The gross profit margin is an important metric for evaluating a company's financial health, as it compares the revenue to the cost of goods sold and reflects the portion of net sales that make up profit. This ratio is also known as the gross profit ratio and is a measure of profitability. It is calculated by subtracting direct expenses from net sales and a higher ratio signifies better efficiency of core operations. This ratio is commonly used by investors to assess the profitability and performance of a company.

The gross profit margin, or gross profit ratio, is an essential financial metric that provides insight into a company's profitability and operational efficiency. It is calculated by subtracting the cost of goods sold from the revenue, and then dividing the result by the revenue.

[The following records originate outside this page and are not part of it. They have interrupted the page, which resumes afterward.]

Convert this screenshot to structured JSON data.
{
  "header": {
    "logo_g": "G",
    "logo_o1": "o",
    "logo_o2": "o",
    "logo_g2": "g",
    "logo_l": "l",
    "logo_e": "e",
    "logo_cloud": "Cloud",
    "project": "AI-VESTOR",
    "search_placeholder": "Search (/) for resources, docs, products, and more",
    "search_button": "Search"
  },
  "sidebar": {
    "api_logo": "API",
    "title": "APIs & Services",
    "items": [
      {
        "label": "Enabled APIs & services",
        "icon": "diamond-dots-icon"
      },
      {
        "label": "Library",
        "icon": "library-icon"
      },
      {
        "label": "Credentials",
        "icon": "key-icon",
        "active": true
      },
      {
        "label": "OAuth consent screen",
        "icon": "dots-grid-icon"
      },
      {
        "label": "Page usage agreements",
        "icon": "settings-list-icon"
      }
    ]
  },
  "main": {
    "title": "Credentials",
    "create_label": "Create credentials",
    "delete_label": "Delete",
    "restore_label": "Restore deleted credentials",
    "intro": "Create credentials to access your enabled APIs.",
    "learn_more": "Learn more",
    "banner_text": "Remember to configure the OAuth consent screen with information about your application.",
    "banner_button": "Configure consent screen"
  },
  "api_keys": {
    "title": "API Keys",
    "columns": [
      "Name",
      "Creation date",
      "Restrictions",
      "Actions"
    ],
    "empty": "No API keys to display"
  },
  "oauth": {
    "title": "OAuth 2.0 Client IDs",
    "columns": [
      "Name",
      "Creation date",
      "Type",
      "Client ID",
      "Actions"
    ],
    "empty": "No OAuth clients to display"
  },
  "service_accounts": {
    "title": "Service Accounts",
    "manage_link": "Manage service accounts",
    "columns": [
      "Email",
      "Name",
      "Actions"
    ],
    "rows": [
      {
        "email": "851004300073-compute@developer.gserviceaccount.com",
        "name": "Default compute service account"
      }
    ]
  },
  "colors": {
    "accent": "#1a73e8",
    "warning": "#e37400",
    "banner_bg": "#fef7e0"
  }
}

The formula for the gross profit margin is:

[ \text{Gross Profit Margin} = \frac{\text{Revenue} - \text{Cost of Goods Sold}}{\text{Revenue}} \times 100% ]

Now, let's calculate the gross profit margin for the years 2023, 2022, and 2021, using the data you've provided:

2023: 14.90 2022: 17.32 2021: 16.34

Using the formula, we get:

2023: (\frac{14.90}{100} = 14.90%)

2022: (\frac{17.32}{100} = 17.32%)

2021: (\frac{16.34}{100} = 16.34%)

Based on these calculations, it appears that the gross profit margin has decreased from 2022 to 2023, and also increased from 2021 to 2022. This suggests a potential reduction in profitability in 2023 compared to 2022, while showing improvement from 2021 to 2022. A decreasing gross profit margin may indicate an increase in the cost of goods sold relative to revenue, which could be a cause for concern and may require further analysis.

These ratios provide valuable insight into the performance of a company's core operations and can be used as a tool for investors and analysts in assessing the financial health of a business.